Sunday, September 04, 2011

that what is mortal may be swallowed up by life

The summer has come to an end, and so has (hopefully) my vacation from posting to this blog. This has been the longest period of no posting since I started this blog two and a half years ago, and it is high time I began again!  I welcome your continued reading and commenting!

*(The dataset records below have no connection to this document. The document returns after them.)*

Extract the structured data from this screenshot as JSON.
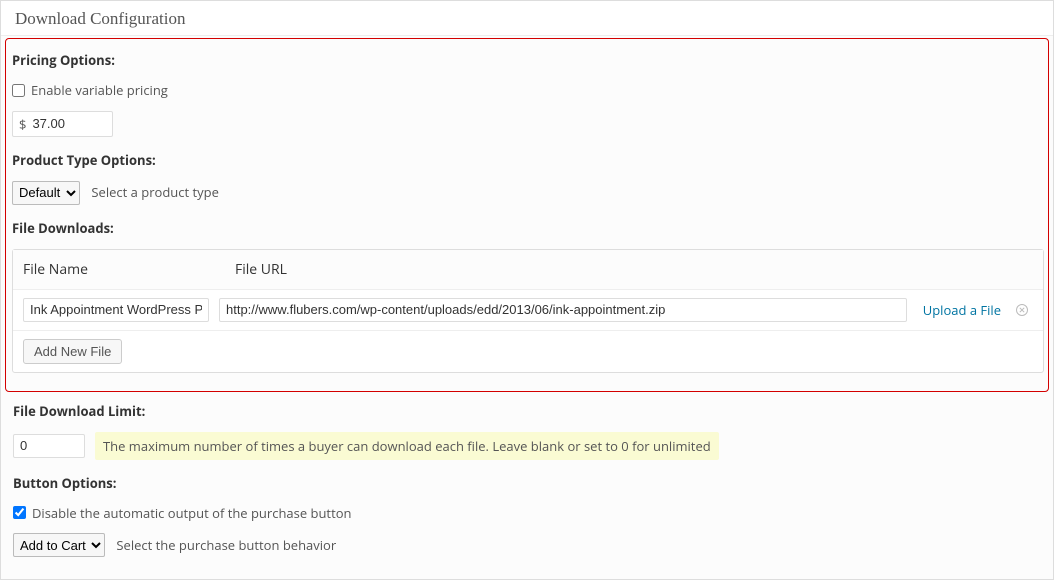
{
  "metabox": {
    "title": "Download Configuration"
  },
  "pricing": {
    "label": "Pricing Options:",
    "enable_variable_label": "Enable variable pricing",
    "currency_symbol": "$",
    "price": "37.00"
  },
  "product_type": {
    "label": "Product Type Options:",
    "selected": "Default",
    "desc": "Select a product type"
  },
  "file_downloads": {
    "label": "File Downloads:",
    "col_name": "File Name",
    "col_url": "File URL",
    "rows": [
      {
        "name": "Ink Appointment WordPress Plu",
        "url": "http://www.flubers.com/wp-content/uploads/edd/2013/06/ink-appointment.zip"
      }
    ],
    "upload_label": "Upload a File",
    "add_button": "Add New File"
  },
  "download_limit": {
    "label": "File Download Limit:",
    "value": "0",
    "desc": "The maximum number of times a buyer can download each file. Leave blank or set to 0 for unlimited"
  },
  "button_options": {
    "label": "Button Options:",
    "disable_auto_label": "Disable the automatic output of the purchase button",
    "behavior_selected": "Add to Cart",
    "behavior_desc": "Select the purchase button behavior"
  }
}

I will share with you the idea that has been most central to me this summer.  It starts with a passage from the letter that Paul wrote to the church in Corinth:
For we know that if the earthly tent we live in is destroyed, we have a building from God, an eternal house in heaven, not built by human hands. Meanwhile we groan, longing to be clothed instead with our heavenly dwelling, because when we are clothed, we will not be found naked. For while we are in this tent, we groan and are burdened, because we do not wish to be unclothed but to be clothed instead with our heavenly dwelling, so that what is mortal may be swallowed up by life. Now the one who has fashioned us for this very purpose is God, who has given us the Spirit as a deposit, guaranteeing what is to come.
(2 Corinthians 5:1-5)
Paul is describing the longing and anticipation that we feel as we look forward to the new bodies we will receive - the process of being made new that God is beginning now and won't bring to completion until the return of Christ and the resurrection of the dead.  This is not (as N T Wright points out) a disgust or dislike for our physical bodies and a longing for a better, more spiritual and immaterial state of being; rather we look forward to God finishing the work he has begun, for our new "mode of physicality [... that] will be [...] much more real, more firmed up, more bodily, than our present body" (Wright Surprised by Hope 154).  It is difficult for us to imagine, and yet we long for it, don't we?  Perhaps this is the reason the transformation of the butterfly is such a powerful image to us today.

Understanding this, the phrase highlighted above is a beautiful image, something that I pray for and look for and long for.  I pray that it may be ever true.  I look for it and rejoice to see it in myself and others. I long for it, because I see the sinful, mortal nature that is still here, and long for the true life of Christ.  May "what is mortal be swallowed up by life"!